Rescue at sea... and anti-tourism in Venezia
First the story of Venetian can-do...
Two of my customers had just finished a dinner at La Piscina on the Zattere. Upon leaving the dining platform perched 2 feet above the Giudecca Canal, wishing to record the view for posterity, Carol dropped her Canon into the canal. They went home the next day and I received an email asking if it was recoverable. The problem was not the camera but the almost 200 pics of their Italian holiday that were lost.
The Giudecca Canal is the very wide canal in which cruise ships of 3,000 to 5,000 passengers (each) ply every day, and, thus, the water is deep and rough. But I remembered a gondolier named Dante who was occasionally asked to retrieve lost items sub-aqua. Once, he successfully retrieved a lost diamond ring that fell into the S. Trovaso Canal near the Schiavi bar, an expat watering hole. I phoned Dante and he agreed to do a dive, now three days after the camera fell. The next day, Dante arrived in his power boat at lunch time.. La Piscina restaurant is on left in the picture. 

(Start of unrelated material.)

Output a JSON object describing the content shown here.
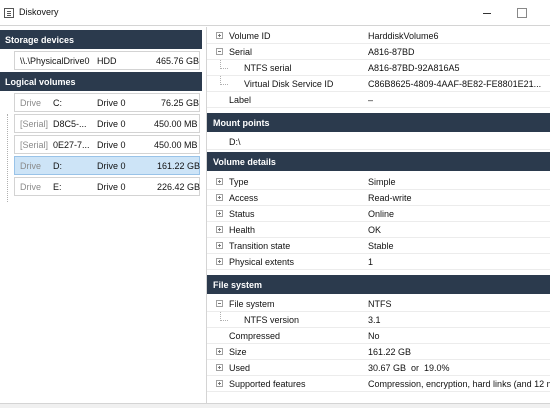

Apprised of the situation, he was pessimistic, given the serious tides and also the infestation of a newly arrived seaweed called Japanese something. Like a trooper, Dante donned his wet suit, adjusted his face mask and took the plunge...note Japanese seaweed in the picture.
Now Dante does his thing. The water near the edge is only about two to two and one-half metres deep so no need for weights or a snorkel, just breath control. Dante smokes between two and three packs a day.
Dante repeatedly surfaced and dived, each time asking me if I am sure that the location is right...yes, yes, I say, it's down there. By this time we have attracted a crowd, including the four waiters from the Piscina restaurant, the bus boys, and some of the diners and passers by. And all had opinions. An unwelcome visitor was a police boat. Swimming in a canal is prohibited in Venice. Also, no private boats are allowed to dock or tie-up anywhere on the Giudecca Canal. The 2 cops gave Dante a verbal warning. But Dante, a grizzled Venetian, gave them some considerable Venetian lip, and the cops decided to float away. Da
nte made about 20 surface dives and, when all seemed lost, like King Arthur when he pulled Excalibur from the stone, Dante triumphantly shot out of the water with the camera in hand. Rounds of applause. Deep joy. Dante, our hero.
The camera was completely waterlogged. Those silver-type cases may look watertight, they ain't. I drained the camera and removed the memory card. I then buried the camera at sea...again. At home I was able to upload all 197 pictures after a wipe clean with a cotton bud. Holiday rescued, camera ruined.
........................................................... .
Is the following anti-tourism or what? I am talking about the Venice government's attitude to tourists. Tourists keep this city alive; there is no other business - the glass business, for example, is simply a part of the tourist trade. We get approximately 22,000,000 tourists per annum and there are about 57,000 people who live here. Just the facts, m'am, as Sgt Joe Friday said often. It is said Venice and Florence are the two most expensive cities in Italy, for everything - housing, hotels, restaurants, stuff, services, and ...transportation.
Which brings me to today's second topic: Venice's discriminatory policies for transport. Below is a vaporetto, otherwise known as a water bus.
Item 1: a one hour ticket for a waterbus for a Venetian resident costs €0.90. For a tourist(American, Italian, French, etc.) it costs €6.50. For a monthly pass, a Venetian pays €26, a tourist pays €31 for only 72 hours.
Item 2: Until a month or two ago, there were two main waterbus lines on the Grand Canal (the lines most used by Venetians and tourists): The no. 1 and the no. 2 (formerly the no.82). Then the city added a new line, the no. 3, which stops at the same local stops as the no. 1. The no. 3, however, is available only to Venetian residents. It usually carries a only a handful of riders, while the other two lines are uncomfortably packed solid with some Venetians but mostly with tourists. You should see the expressions on the faces of Americans and non-resident Italian tourists who innocently try to board a no. 3 and are told,sometimes brusquely, "solo residenti", residents only, and they are not allowed to board. Thus, all day long near-empty no. 3 vaporettos sail up and down the Grand Canal while the nos. 1 and 2 often look like refugee boats, teeming with humanity hanging over the sides. ...another nose thumb to tourists. ....a good solution would have been to make the no. 3, another no. 1, so we could have a no.1 running every 5 mins instead of every 10, and tourists and Venetians would be happy.